El deterioro de las condiciones del trabajo, aun sin reformas de
fondo –excepto por las relativas al sistema pensionario y la burocracia
magisterial— se patentó también en el ámbito burocrático, contemplado en
el Apartado B del artículo 123 constitucional que distingue entre
trabajadores de base y de confianza con derechos laborales fundamentales
garantizados, a través de una tercera categoría: la del trabajo
eventual.
Lo de eventual es eufemismo. Hasta ahora no existen datos confiables
sobre la cantidad de trabajadores que, siendo permanentes, deben renovar
su contrato cada tres meses, aunque los testimonios son abundantes,
inclusive, en los despachos de los secretarios de estado.
El asunto está en buena medida silenciado. La necesidad del empleo,
obliga a soportar en silencio, por ejemplo, el retraso constante de la
nómina hasta por varios meses, las horas extras y los días de descanso
impagos, la falta de seguridad social, e inclusive, de servicio médico.
A esa situación debe añadirse el abuso y la prepotencia de una clase
gobernante proclive a ejercer el servicio público con colaboradores como
servidumbre personal: choferes que hacen encargos domésticos,
secretarias que se encargan de proyectos políticos o psuedointelectuales
alternos, profesionistas ocupados en tareas a capricho del superior
jerárquico. Acierto del presidente electo, es la prohibición de lo
anterior, en sus “Lineamientos para el combate a la corrupción y la
aplicación de una política de austeridad republicana”.

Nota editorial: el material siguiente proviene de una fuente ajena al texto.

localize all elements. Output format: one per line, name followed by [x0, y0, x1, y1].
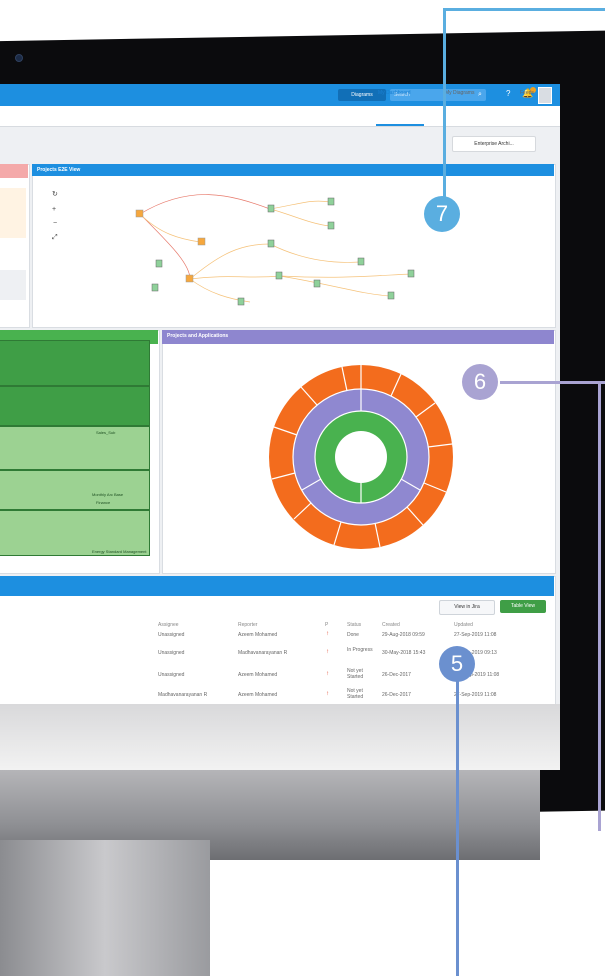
treemap-cell[interactable] — [0, 340, 150, 386]
column-header[interactable]: Created — [382, 622, 400, 628]
cell-reporter: Azeem Mohamed — [238, 672, 278, 678]
cell-status: Not yet Started — [347, 668, 364, 680]
left-widget-row — [0, 188, 26, 238]
projects-applications-title: Projects and Applications — [162, 330, 554, 344]
column-header[interactable]: P — [325, 622, 328, 628]
cell-assignee: Unassigned — [158, 650, 185, 656]
treemap-label: Finance — [96, 500, 111, 505]
monitor-chin — [0, 700, 560, 770]
sunburst-chart[interactable] — [266, 362, 456, 552]
view-in-jira-button[interactable]: View in Jira — [439, 600, 495, 615]
treemap-cell[interactable] — [0, 426, 150, 470]
help-icon[interactable]: ? — [506, 89, 510, 98]
callout-6: 6 — [462, 364, 498, 400]
cell-updated: 27-Sep-2019 11:08 — [454, 692, 497, 698]
column-header[interactable]: Assignee — [158, 622, 179, 628]
treemap-cell[interactable] — [0, 386, 150, 426]
cell-reporter: Madhavanarayanan R — [238, 650, 288, 656]
cell-reporter: Azeem Mohamed — [238, 692, 278, 698]
column-header[interactable]: Reporter — [238, 622, 257, 628]
callout-5-line — [456, 680, 459, 976]
treemap-label: Monthly Arc Base — [92, 492, 124, 497]
cell-status: Done — [347, 632, 359, 638]
column-header[interactable]: Updated — [454, 622, 473, 628]
fit-icon[interactable]: ⤢ — [52, 234, 58, 242]
cell-created: 30-May-2018 15:43 — [382, 650, 426, 656]
enterprise-selector[interactable]: Enterprise Archi... — [452, 136, 536, 152]
e2e-widget-title: Projects E2E View — [32, 164, 554, 176]
column-header[interactable]: Status — [347, 622, 361, 628]
avatar[interactable] — [538, 87, 552, 104]
tab-feeds[interactable]: Feeds — [520, 90, 534, 96]
callout-6-line — [500, 381, 605, 384]
refresh-icon[interactable]: ↻ — [52, 190, 58, 198]
cell-created: 26-Dec-2017 — [382, 672, 411, 678]
tab-my-diagrams[interactable]: My Diagrams — [445, 90, 474, 96]
issues-widget-header — [0, 576, 554, 596]
cell-assignee: Unassigned — [158, 672, 185, 678]
monitor-stand — [0, 840, 210, 976]
table-view-button[interactable]: Table View — [500, 600, 546, 613]
cell-created: 29-Aug-2018 09:59 — [382, 632, 425, 638]
search-icon[interactable]: ⌕ — [478, 91, 482, 99]
callout-7: 7 — [424, 196, 460, 232]
e2e-graph[interactable] — [130, 184, 450, 314]
active-tab-indicator — [376, 124, 424, 126]
callout-7-line — [443, 8, 605, 11]
cell-status: In Progress — [347, 647, 373, 653]
priority-up-icon: ↑ — [326, 631, 329, 637]
zoom-out-icon[interactable]: − — [53, 220, 57, 227]
priority-up-icon: ↑ — [326, 649, 329, 655]
tab-my-dashboard[interactable]: My Dashboard — [378, 90, 411, 96]
left-widget-header — [0, 164, 28, 178]
treemap-cell[interactable] — [0, 470, 150, 510]
cell-reporter: Azeem Mohamed — [238, 632, 278, 638]
priority-up-icon: ↑ — [326, 671, 329, 677]
camera-icon — [15, 54, 23, 62]
nav-bar — [0, 106, 560, 127]
callout-7-line — [443, 8, 446, 198]
treemap-label: Energy Standard Management — [92, 549, 147, 554]
cell-assignee: Unassigned — [158, 632, 185, 638]
cell-assignee: Madhavanarayanan R — [158, 692, 208, 698]
callout-5: 5 — [439, 646, 475, 682]
cell-created: 26-Dec-2017 — [382, 692, 411, 698]
left-widget-row — [0, 270, 26, 300]
callout-6-line — [598, 381, 601, 831]
treemap-label: Sales_Sub — [96, 430, 116, 435]
zoom-in-icon[interactable]: + — [52, 206, 56, 213]
priority-up-icon: ↑ — [326, 691, 329, 697]
cell-updated: 27-Sep-2019 11:08 — [454, 632, 497, 638]
cell-status: Not yet Started — [347, 688, 364, 700]
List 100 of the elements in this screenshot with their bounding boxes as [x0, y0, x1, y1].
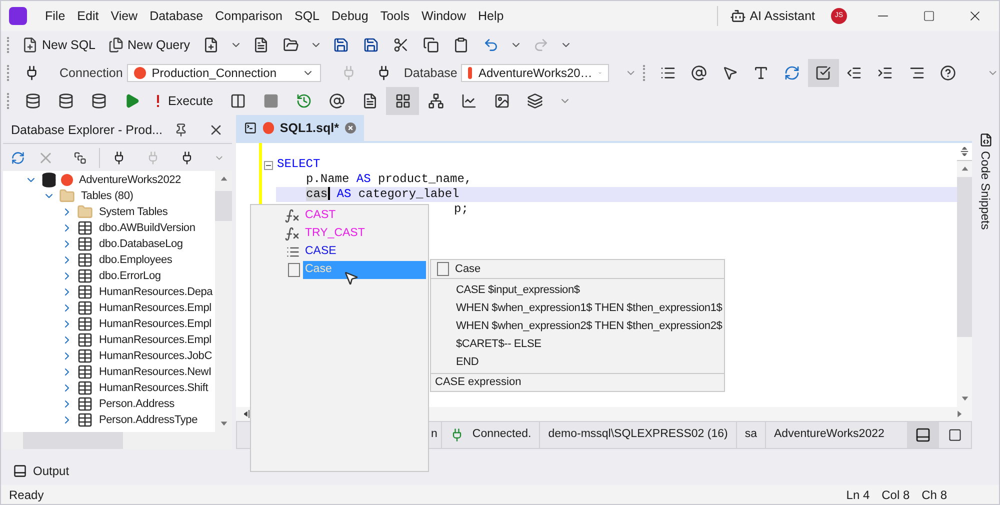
scroll-right-icon[interactable] [956, 410, 964, 418]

Sin embargo, el pasado 9 de octubre, una protesta de trabajadores de
la secretaría de Cultura arribó a la llamada “casa de transición”, la
oficina donde Andrés Manuel López Obrador despacha como presidente
electo. La movilización era principalmente por el retraso en pagos, una
manta pedía regularización de empleos y, si bien su atención corresponde
al gobierno en funciones, el motivo de que se plantaran ahí, es por lo
que se les viene encima.
Abona a la inquietud y malestar burocrático, la propuesta de cambiar
la sede de la mayoría de las dependencias y entidades públicas a los
estados. En este caso, el pasado 25 de septiembre, López Obrador anunció
en Tlaxcala que la primera dependencia en cambiarse, precisamente a esa
ciudad, sería la secretaría de Cultura, lo que ya había consensuado con
el gobernador Marco Antonio Mena.
Pero nadie de su equipo, ni siquiera la futura secretaria del ramo,
Alejandra Fraustro, había –ya no digamos consensuado– hablado con los
siete mil trabajadores cuya incertidumbre laboral se agrava ante dicho
anuncio y presagia la inconformidad generalizada entre los trabajadores
al servicio del estado.
El plan descentralizador, en cuanto a infraestructura y personal, no
parece tan buena idea, o al menos, más allá de la espectacularidad
declarativa, no ha sido suficientemente explicado en un momento de
vulnerabilidad laboral, donde subyace la justa indignación por las
condiciones precarias pre existentes, que pronto, sumará adeptos del
resto de la burocracia federal.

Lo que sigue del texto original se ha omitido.